Sport - Breaking boundaries and records

There are plenty of records still to be broken in sports. As training and nutrition science gets more precise, significant money is spent on improving facilities and people believe more than ever that the impossible is possible, we are seeing sporting greatness almost daily.


One place where we still have a long way to go though is the limitations on women’s sport and the perception on women’s ability in sport. The boundaries that say women are not as strong, not as powerful, not as fast still stand even though women athletes have proven time and again, they are worthy of going toe to toe with any competitor, label free.

Incredible drive, aggressive desire and competitiveness are amazing qualities that can serve a person right through their life. They are also key factors in making incredible gains in sport. So, what is the real cost of telling a girl or a woman that she can’t? What are the skills, passions and abilities she stands to lose along the way?

One limitation is that there are different competitions for men and women, ladies are given shorter running and cycling routes for example, so their results are limited. One place where there are no such limits is outdoor climbing. A cliff or mountain face doesn’t have different paths depending on your chromosomes. You go up as fast as you can, it’s the same challenge for everyone. Which makes a sheer rock wall a great place to start cracking some of the limitations about women’s ability in men’s sport wide open.


Let’s get out of that limiting space and into a brighter one by taking a look at women around the world who haven’t just said, “Hey you, that’s not true!”, they’ve gone out there and proven it with style.

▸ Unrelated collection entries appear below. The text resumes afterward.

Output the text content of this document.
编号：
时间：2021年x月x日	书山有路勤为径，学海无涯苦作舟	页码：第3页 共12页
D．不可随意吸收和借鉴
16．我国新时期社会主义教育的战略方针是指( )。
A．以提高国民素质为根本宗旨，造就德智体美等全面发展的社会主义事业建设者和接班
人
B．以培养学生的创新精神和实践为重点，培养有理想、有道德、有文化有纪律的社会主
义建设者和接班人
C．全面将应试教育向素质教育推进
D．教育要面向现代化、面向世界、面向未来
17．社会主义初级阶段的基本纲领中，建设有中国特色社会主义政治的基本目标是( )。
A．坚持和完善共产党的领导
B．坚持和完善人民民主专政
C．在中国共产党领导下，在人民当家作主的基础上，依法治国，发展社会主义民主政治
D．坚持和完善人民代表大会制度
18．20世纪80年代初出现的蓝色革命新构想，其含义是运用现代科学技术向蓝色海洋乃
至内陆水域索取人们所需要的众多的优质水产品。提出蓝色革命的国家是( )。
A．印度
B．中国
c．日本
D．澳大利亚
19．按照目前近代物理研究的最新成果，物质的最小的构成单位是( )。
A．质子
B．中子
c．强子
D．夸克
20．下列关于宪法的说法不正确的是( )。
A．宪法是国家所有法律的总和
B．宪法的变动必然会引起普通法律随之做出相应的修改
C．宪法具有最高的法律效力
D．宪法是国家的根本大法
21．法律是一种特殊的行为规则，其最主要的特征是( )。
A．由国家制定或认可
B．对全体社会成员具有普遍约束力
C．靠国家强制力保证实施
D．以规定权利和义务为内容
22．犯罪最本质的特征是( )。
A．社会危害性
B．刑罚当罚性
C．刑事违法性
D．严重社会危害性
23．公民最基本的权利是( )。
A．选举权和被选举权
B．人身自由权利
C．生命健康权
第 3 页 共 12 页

In 1969, Junko Tabei had to create her own climbing community, the Ladies Climbing Club, because men wouldn’t climb with her. That initiative and her incredible perseverance not only opened avenues for female climbers to take up the sport and bust through limitations set, it also led an all-female climbing group up Everest and she became the first woman to reach the summit in 1975.

What I love is that once a woman goes against the label and proves what she is capable of, it triggers a wave of support and followers from women worldwide, eager to live their sporting passion, maybe even match or even eclipse their hero’s achievements with their own explosive speed and endurance.

In Spain 2017 Margo Hayes raised the bar, and raised it high, when she pushed the highest-grade ascent by a woman to 9a+ (the same as a 5.15a). Her record of the La Rambla climb stood for nine months until an inspired Angela Eiter moved up to a 9b (5.15b)

With stunning results and a wave of happy copycat acts it’s not just proving that hand-me-down attitudes are old and tattered, it’s inspiring every woman everywhere to get out there and have a go at something amazing.

The astounding thing about these sporting accolades is that most of these high achieving women in sports do it because they are driven, they are passionate, and they are strong. That they make headlines, strip back stereotypes and crush negativity is just a fabulous bonus.


What did Junko Tabei say about her Everest achievement? "I didn't intend to be the first woman on Everest. I just simply climbed a mountain".

So no matter what you are into, no matter how far you want to go, make sure you do it with the floodlights lit, so everyone can see your progress and say, “wow, I’m following in her footsteps”.